Der Patient erläuterte mir, dass er dies alles in einem Spar-Set bei seiner “Heilerin” in Alzey bestellt habe und dass er die Grundausstattung mit 10 Ampullen, die ja immerhin individuell von der Heilerin für eine erfolgreiche Ausleitung mit mentaler Kraft versehen worden seien, für 3.900 Euro gekauft habe!

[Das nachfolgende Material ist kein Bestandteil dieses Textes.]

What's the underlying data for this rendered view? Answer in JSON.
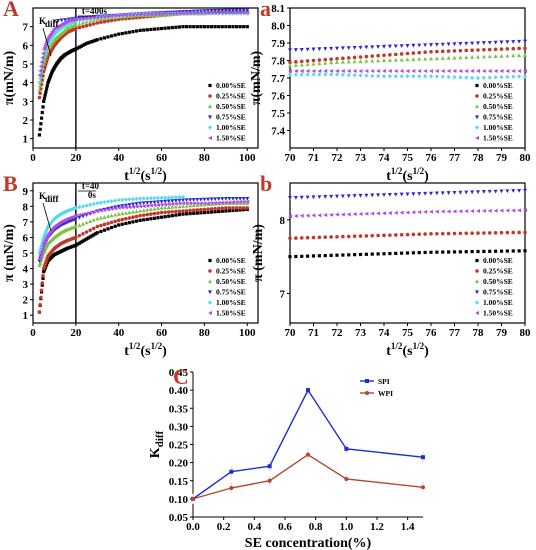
{
  "colors": {
    "series": [
      "#000000",
      "#c0392b",
      "#7dc242",
      "#2a2ad0",
      "#56d8f0",
      "#b24de0"
    ],
    "spi": "#1c2fd6",
    "wpi": "#b5462a",
    "letter": "#c0392b"
  },
  "chart_data": [
    {
      "id": "A",
      "type": "scatter",
      "letter": "A",
      "xlabel_base": "t",
      "xlabel_sup": "1/2",
      "xlabel_unit_base": "(s",
      "xlabel_unit_sup": "1/2",
      "xlabel_close": ")",
      "ylabel": "π(mN/m)",
      "xlim": [
        0,
        105
      ],
      "ylim": [
        0.5,
        8
      ],
      "xticks": [
        0,
        20,
        40,
        60,
        80,
        100
      ],
      "yticks": [
        1,
        2,
        3,
        4,
        5,
        6,
        7
      ],
      "vline_x": 20,
      "annotations": [
        "K",
        "diff",
        "t=400s"
      ],
      "legend": [
        "0.00%SE",
        "0.25%SE",
        "0.50%SE",
        "0.75%SE",
        "1.00%SE",
        "1.50%SE"
      ],
      "series": [
        {
          "name": "0.00%SE",
          "x": [
            3,
            5,
            7,
            9,
            11,
            13,
            15,
            18,
            20,
            25,
            30,
            40,
            50,
            60,
            70,
            80,
            90,
            100
          ],
          "y": [
            1.2,
            3.0,
            4.0,
            4.6,
            5.0,
            5.3,
            5.5,
            5.7,
            5.8,
            6.1,
            6.3,
            6.6,
            6.8,
            6.9,
            7.0,
            7.0,
            7.0,
            7.0
          ]
        },
        {
          "name": "0.25%SE",
          "x": [
            3,
            5,
            7,
            10,
            13,
            16,
            20,
            30,
            40,
            50,
            60,
            70,
            80,
            90,
            100
          ],
          "y": [
            3.2,
            4.6,
            5.4,
            6.0,
            6.4,
            6.7,
            6.9,
            7.2,
            7.4,
            7.5,
            7.6,
            7.7,
            7.7,
            7.8,
            7.8
          ]
        },
        {
          "name": "0.50%SE",
          "x": [
            3,
            5,
            7,
            10,
            13,
            16,
            20,
            30,
            40,
            50,
            60,
            70,
            80,
            90,
            100
          ],
          "y": [
            3.6,
            5.0,
            5.8,
            6.3,
            6.6,
            6.9,
            7.1,
            7.4,
            7.5,
            7.6,
            7.6,
            7.7,
            7.7,
            7.8,
            7.8
          ]
        },
        {
          "name": "0.75%SE",
          "x": [
            10,
            20,
            30,
            40,
            50,
            60,
            70,
            80,
            90,
            100
          ],
          "y": [
            7.3,
            7.45,
            7.55,
            7.62,
            7.7,
            7.75,
            7.8,
            7.85,
            7.88,
            7.9
          ]
        },
        {
          "name": "1.00%SE",
          "x": [
            3,
            5,
            7,
            10,
            13,
            16,
            20,
            30,
            40,
            50,
            60,
            70,
            80,
            90,
            100
          ],
          "y": [
            4.0,
            5.4,
            6.1,
            6.6,
            6.9,
            7.1,
            7.3,
            7.5,
            7.6,
            7.7,
            7.7,
            7.7,
            7.7,
            7.7,
            7.7
          ]
        },
        {
          "name": "1.50%SE",
          "x": [
            3,
            5,
            7,
            10,
            13,
            16,
            20,
            30,
            40,
            50,
            60,
            70,
            80,
            90,
            100
          ],
          "y": [
            4.4,
            5.8,
            6.4,
            6.9,
            7.1,
            7.3,
            7.4,
            7.5,
            7.6,
            7.65,
            7.7,
            7.72,
            7.75,
            7.75,
            7.75
          ]
        }
      ]
    },
    {
      "id": "a",
      "type": "scatter",
      "letter": "a",
      "xlabel_base": "t",
      "xlabel_sup": "1/2",
      "xlabel_unit_base": "(s",
      "xlabel_unit_sup": "1/2",
      "xlabel_close": ")",
      "ylabel": "π(mN/m)",
      "xlim": [
        70,
        80
      ],
      "ylim": [
        7.3,
        8.1
      ],
      "xticks": [
        70,
        71,
        72,
        73,
        74,
        75,
        76,
        77,
        78,
        79,
        80
      ],
      "yticks": [
        7.4,
        7.5,
        7.6,
        7.7,
        7.8,
        7.9,
        8.0,
        8.1
      ],
      "legend": [
        "0.00%SE",
        "0.25%SE",
        "0.50%SE",
        "0.75%SE",
        "1.00%SE",
        "1.50%SE"
      ],
      "series": [
        {
          "name": "0.25%SE",
          "x": [
            70,
            72,
            74,
            76,
            78,
            80
          ],
          "y": [
            7.79,
            7.81,
            7.83,
            7.85,
            7.86,
            7.87
          ]
        },
        {
          "name": "0.50%SE",
          "x": [
            70,
            72,
            74,
            76,
            78,
            80
          ],
          "y": [
            7.77,
            7.79,
            7.8,
            7.81,
            7.82,
            7.83
          ]
        },
        {
          "name": "0.75%SE",
          "x": [
            70,
            72,
            74,
            76,
            78,
            80
          ],
          "y": [
            7.86,
            7.87,
            7.88,
            7.89,
            7.9,
            7.91
          ]
        },
        {
          "name": "1.00%SE",
          "x": [
            70,
            72,
            74,
            76,
            78,
            80
          ],
          "y": [
            7.72,
            7.72,
            7.71,
            7.71,
            7.7,
            7.71
          ]
        },
        {
          "name": "1.50%SE",
          "x": [
            70,
            72,
            74,
            76,
            78,
            80
          ],
          "y": [
            7.74,
            7.74,
            7.74,
            7.74,
            7.74,
            7.74
          ]
        }
      ]
    },
    {
      "id": "B",
      "type": "scatter",
      "letter": "B",
      "xlabel_base": "t",
      "xlabel_sup": "1/2",
      "xlabel_unit_base": "(s",
      "xlabel_unit_sup": "1/2",
      "xlabel_close": ")",
      "ylabel": "π (mN/m)",
      "xlim": [
        0,
        105
      ],
      "ylim": [
        0.5,
        9.5
      ],
      "xticks": [
        0,
        20,
        40,
        60,
        80,
        100
      ],
      "yticks": [
        1,
        2,
        3,
        4,
        5,
        6,
        7,
        8,
        9
      ],
      "vline_x": 20,
      "annotations": [
        "K",
        "diff",
        "t=40",
        "0s"
      ],
      "legend": [
        "0.00%SE",
        "0.25%SE",
        "0.50%SE",
        "0.75%SE",
        "1.00%SE",
        "1.50%SE"
      ],
      "series": [
        {
          "name": "0.00%SE",
          "x": [
            3,
            5,
            7,
            10,
            13,
            16,
            20,
            25,
            30,
            40,
            50,
            60,
            70,
            80,
            90,
            100
          ],
          "y": [
            1.2,
            3.8,
            4.5,
            4.9,
            5.1,
            5.3,
            5.5,
            5.9,
            6.3,
            6.8,
            7.1,
            7.3,
            7.5,
            7.6,
            7.7,
            7.8
          ]
        },
        {
          "name": "0.25%SE",
          "x": [
            3,
            5,
            7,
            10,
            13,
            16,
            20,
            30,
            40,
            50,
            60,
            70,
            80,
            90,
            100
          ],
          "y": [
            1.2,
            4.0,
            4.8,
            5.3,
            5.6,
            5.8,
            6.0,
            6.7,
            7.1,
            7.4,
            7.6,
            7.7,
            7.8,
            7.9,
            7.9
          ]
        },
        {
          "name": "0.50%SE",
          "x": [
            3,
            5,
            7,
            10,
            13,
            16,
            20,
            30,
            40,
            50,
            60,
            70,
            80,
            90,
            100
          ],
          "y": [
            4.2,
            5.0,
            5.6,
            6.0,
            6.3,
            6.5,
            6.7,
            7.2,
            7.5,
            7.7,
            7.9,
            8.0,
            8.1,
            8.2,
            8.2
          ]
        },
        {
          "name": "0.75%SE",
          "x": [
            3,
            5,
            7,
            10,
            13,
            16,
            20,
            30,
            40,
            50,
            60,
            70,
            80,
            90,
            100
          ],
          "y": [
            4.5,
            5.4,
            6.0,
            6.5,
            6.8,
            7.0,
            7.2,
            7.7,
            8.0,
            8.2,
            8.3,
            8.4,
            8.45,
            8.5,
            8.5
          ]
        },
        {
          "name": "1.00%SE",
          "x": [
            3,
            5,
            7,
            10,
            13,
            16,
            20,
            30,
            40,
            50,
            60,
            70
          ],
          "y": [
            5.0,
            6.0,
            6.7,
            7.2,
            7.5,
            7.7,
            7.9,
            8.2,
            8.4,
            8.5,
            8.55,
            8.6
          ]
        },
        {
          "name": "1.50%SE",
          "x": [
            3,
            5,
            7,
            10,
            13,
            16,
            20,
            30,
            40,
            50,
            60,
            70,
            80,
            90,
            100
          ],
          "y": [
            4.6,
            5.6,
            6.2,
            6.7,
            7.0,
            7.2,
            7.4,
            7.7,
            7.9,
            8.0,
            8.1,
            8.2,
            8.2,
            8.25,
            8.3
          ]
        }
      ]
    },
    {
      "id": "b",
      "type": "scatter",
      "letter": "b",
      "xlabel_base": "t",
      "xlabel_sup": "1/2",
      "xlabel_unit_base": "(s",
      "xlabel_unit_sup": "1/2",
      "xlabel_close": ")",
      "ylabel": "π (mN/m)",
      "xlim": [
        70,
        80
      ],
      "ylim": [
        6.6,
        8.5
      ],
      "xticks": [
        70,
        71,
        72,
        73,
        74,
        75,
        76,
        77,
        78,
        79,
        80
      ],
      "yticks": [
        7,
        8
      ],
      "legend": [
        "0.00%SE",
        "0.25%SE",
        "0.50%SE",
        "0.75%SE",
        "1.00%SE",
        "1.50%SE"
      ],
      "series": [
        {
          "name": "0.00%SE",
          "x": [
            70,
            72,
            74,
            76,
            78,
            80
          ],
          "y": [
            7.5,
            7.52,
            7.54,
            7.56,
            7.57,
            7.58
          ]
        },
        {
          "name": "0.25%SE",
          "x": [
            70,
            72,
            74,
            76,
            78,
            80
          ],
          "y": [
            7.75,
            7.77,
            7.79,
            7.81,
            7.82,
            7.83
          ]
        },
        {
          "name": "1.50%SE",
          "x": [
            70,
            72,
            74,
            76,
            78,
            80
          ],
          "y": [
            8.05,
            8.07,
            8.09,
            8.11,
            8.12,
            8.13
          ]
        },
        {
          "name": "0.75%SE",
          "x": [
            70,
            72,
            74,
            76,
            78,
            80
          ],
          "y": [
            8.3,
            8.32,
            8.34,
            8.36,
            8.38,
            8.4
          ]
        }
      ]
    },
    {
      "id": "C",
      "type": "line",
      "letter": "C",
      "xlabel": "SE concentration(%)",
      "ylabel_base": "K",
      "ylabel_sub": "diff",
      "xlim": [
        0,
        1.5
      ],
      "ylim": [
        0.05,
        0.45
      ],
      "xticks": [
        0.0,
        0.2,
        0.4,
        0.6,
        0.8,
        1.0,
        1.2,
        1.4
      ],
      "yticks": [
        0.05,
        0.1,
        0.15,
        0.2,
        0.25,
        0.3,
        0.35,
        0.4,
        0.45
      ],
      "x": [
        0,
        0.25,
        0.5,
        0.75,
        1.0,
        1.5
      ],
      "series": [
        {
          "name": "SPI",
          "values": [
            0.1,
            0.175,
            0.19,
            0.4,
            0.238,
            0.215
          ]
        },
        {
          "name": "WPI",
          "values": [
            0.1,
            0.13,
            0.15,
            0.222,
            0.155,
            0.132
          ]
        }
      ],
      "legend_placement": "top-right"
    }
  ]
}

Ich blickte ihn ungläubig an! “Eine Ampulle für Geisteskraft scheint es nicht zu geben”, dachte ich im Stillen!

Ohne selbst in weiter ausdifferenzierte Gedanken zu verfallen, gab ich die für diese Sitzung geplante Diabetes-Schulung resigniert auf, ging in den Nachbarraum, holte mir ein Besteck und verspeiste in Anwesenheit des Patienten die von ihm mitgebrachte Fleischwurst!

Ich glaube, in meiner gesamten Laufbahn habe ich selten einen Patienten so glücklich gemacht, denn während ich aß, machte der Patient mit leerem Mund korrespondierende Kaubewegungen mit und kommentierte jeden zweiten Bissen von mir wiederholt mit dem Satz: “Gell, däs schmeckt?”